Gel fuel has been used for years as a way to keep food warm in a chafing tray, as a heating oil, and as an emergency survival fuel. It is often referred to as canned heat or Sterno, which is a brand name for methanol gel. Recently I was picking up gel fuel for a fondue party we were having at our house and was astounded at the price - it has gotten quite expensive. After the party I looked at the label on the back and it read "calcium acetate with methanol". Soon after I found myself researching ways to isolate calcium acetate and I began to experiment with egg shells and chalk and I found that it is quite easy to make your own fuel gel for a fraction of the cost.
How to make Gel Fuel from Eggs Shells or Chalk and Vinegar
Supplies: (all links redirect to Amazon.com)
100 ml Vinegar (conversion: a little less than 1/2 cup)
100 ml Ethanol (also known as ethyl alcohol) (conversion: a little less than 1/2 cup)
Glass beaker or glass cup that can be heated
Start with 25 grams (about 2 tablespoons) of calcium carbonate. There are two easy sources for calcium carbonate: eggs shells and high quality chalk (although some chalk is made from plaster which is why I now only use Crayola Anti-Dust White Chalk. Measure and crush 25 grams of egg shells or chalk into a powder.
Mix 100 ml (a little less than 1/2 cup) vinegar (which is 5% acetic acid) with the 25 grams egg shells or chalk. Mix thoroughly. It should begin to bubble as it produces calcium acetate and carbon dioxide. Stop mixing when bubbling stops.
Filter the mixture through a coffee filter by placing the filter into a funnel. The solution that drains out is calcium acetate which is needed to make the gel fuel. Discard the coffee filter in the trash.
Set the calcium acetate solution on a burner or hot plate and gently boil until the volume is reduced by half to reduce the amount of water in the solution. For example, if you start with 30 ml of calcium acetate solution, boil until 15 ml remain. Be sure the glass container is heat resistant.
Allow to cool.
While gently stirring, pour 100 ml (less than 1/2 cup) of ethyl alcohol (also called ethanol) into the calcium acetate solution. As they mix a gel should form. Do not over-mix.
Pour off excess ethyl alcohol into a sink.
Remove the gel and place in small jars or in small paint cans for storage.
To use the gel fuel, simply remove the lid and light the gel on fire with a match. It should burn for a few hours. Replace the lid to put the flame out.
What is the science behind making Gel Fuel?
Reacting Calcium Carbonate and Acetic Acid:
The calcium carbonate (CaCO3) in egg shells and in chalk will react with vinegar, which is 5% acetic acid (CH3COOH) and 95% water to produce calcium acetate Ca(CH3COO)2.
Calcium Carbonate + Acetic Acid --> Calcium Acetate + Water + Carbon Dioxide
CaCO3 + 2CH3COOH --> Ca(CH3COO)2 + H2O + CO2
Reaction between Polar and Non-polar molecules produces the Gel Fuel
Calcium acetate molecules and water molecules are both polar. Polar means that one end of the molecule is positively charged and the other is negatively charged (think of a AA battery which has a positive and negative end). The alcohol in this reaction, ethanol, is non-polar, it does not have a positive and and a negative end. In chemistry, polar and non-polar molecules do not mix. But, polar molecules will mix with other polar molecules and non-polar molecules will mix with other non-polar molecules.
When the polar calcium acetate is mixed with the non-polar ethanol, the acetate molecules turn to a solid (or in this case it is a gel-like substance) structure of calcium hydroxide.
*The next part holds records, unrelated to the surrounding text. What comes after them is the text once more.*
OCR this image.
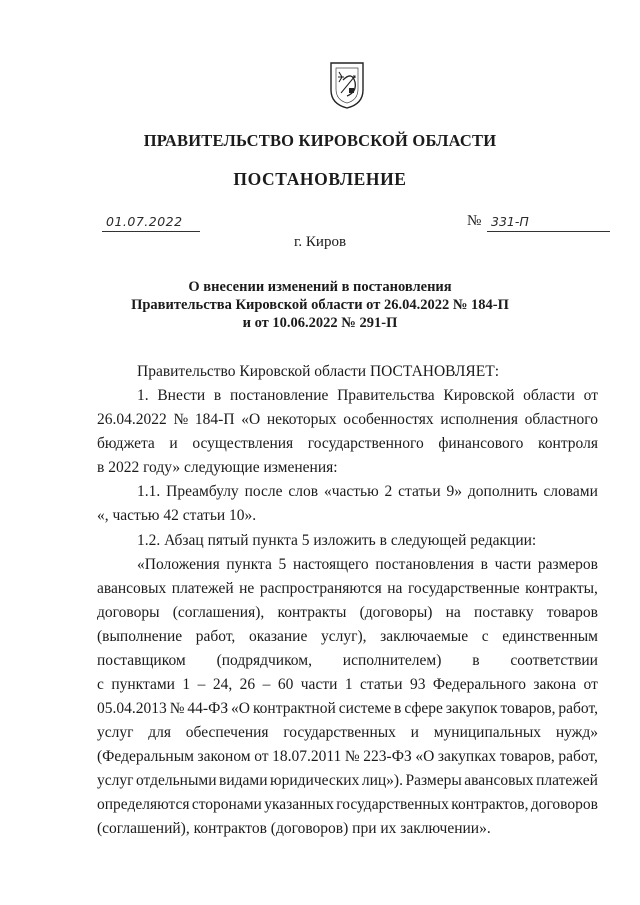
ПРАВИТЕЛЬСТВО КИРОВСКОЙ ОБЛАСТИ
ПОСТАНОВЛЕНИЕ
01.07.2022	№ 331-П
г. Киров
О внесении изменений в постановления
Правительства Кировской области от 26.04.2022 № 184-П
и от 10.06.2022 № 291-П
Правительство Кировской области ПОСТАНОВЛЯЕТ:
1. Внести в постановление Правительства Кировской области от
26.04.2022 № 184-П «О некоторых особенностях исполнения областного
бюджета и осуществления государственного финансового контроля
в 2022 году» следующие изменения:
1.1. Преамбулу после слов «частью 2 статьи 9» дополнить словами
«, частью 42 статьи 10».
1.2. Абзац пятый пункта 5 изложить в следующей редакции:
«Положения пункта 5 настоящего постановления в части размеров
авансовых платежей не распространяются на государственные контракты,
договоры (соглашения), контракты (договоры) на поставку товаров
(выполнение работ, оказание услуг), заключаемые с единственным
поставщиком (подрядчиком, исполнителем) в соответствии
с пунктами 1 – 24, 26 – 60 части 1 статьи 93 Федерального закона от
05.04.2013 № 44-ФЗ «О контрактной системе в сфере закупок товаров, работ,
услуг для обеспечения государственных и муниципальных нужд»
(Федеральным законом от 18.07.2011 № 223-ФЗ «О закупках товаров, работ,
услуг отдельными видами юридических лиц»). Размеры авансовых платежей
определяются сторонами указанных государственных контрактов, договоров
(соглашений), контрактов (договоров) при их заключении».
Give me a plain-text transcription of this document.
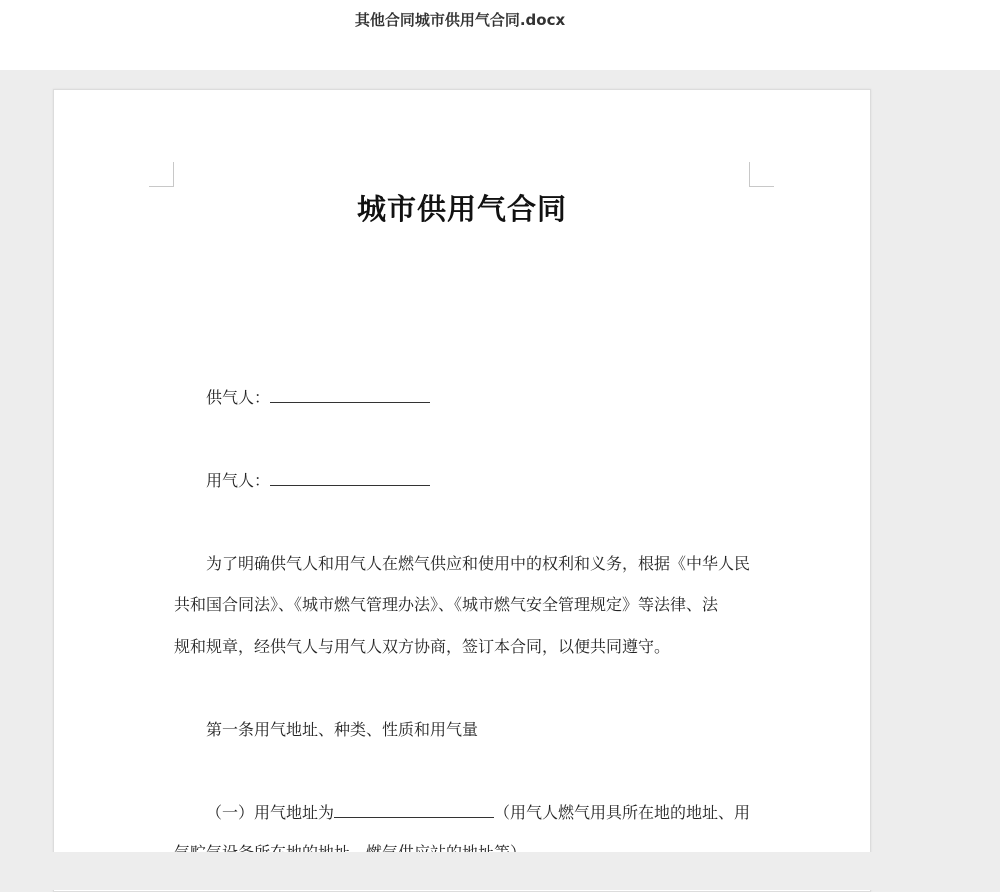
其他合同城市供用气合同.docx
城市供用气合同
供气人：
用气人：
为了明确供气人和用气人在燃气供应和使用中的权利和义务，根据《中华人民
共和国合同法》、《城市燃气管理办法》、《城市燃气安全管理规定》等法律、法
规和规章，经供气人与用气人双方协商，签订本合同，以便共同遵守。
第一条用气地址、种类、性质和用气量
（一）用气地址为	（用气人燃气用具所在地的地址、用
As the new calcium hydroxide solid structure forms, some of the ethanol is trapped inside the holes of the structure (think of honey stuck inside a honeycomb).
Calcium Acetate + Ethanol --> Ethyl Ethanoate + Calcium Hydroxide
Ca(CH3COO)2 + 2CH3CH2OH --> 2CH3COOCH2CH3 + Ca(OH)2
Combustion Reaction of Ethanol produces the Flame
The ethanol trapped up in the gel reacts with oxygen in the air to produce a flame and give off heat.
Ethanol + Oxygen --> Carbon Dioxide + Water
2CH3CH2OH + 6O2 --> 4CO2 + 6H2O
Is it safe to make S'Mores with Canned Heat?
Many of the commercially available canned heat gel fuels are not safe to use in cooking foods because they contain methanol. Methanol is toxic but is often used in canned heat because it produces more heat energy than ethanol.
The gel fuel outlined in this experiment is safe to use in cooking food and making S'Mores because we use ethanol which is a non-toxic alcohol. However, do not eat or drink the solution as most ethanol has been denatured (this means that methanol has been added so that the government does not tax the ethanol as 'drinkable alcohol').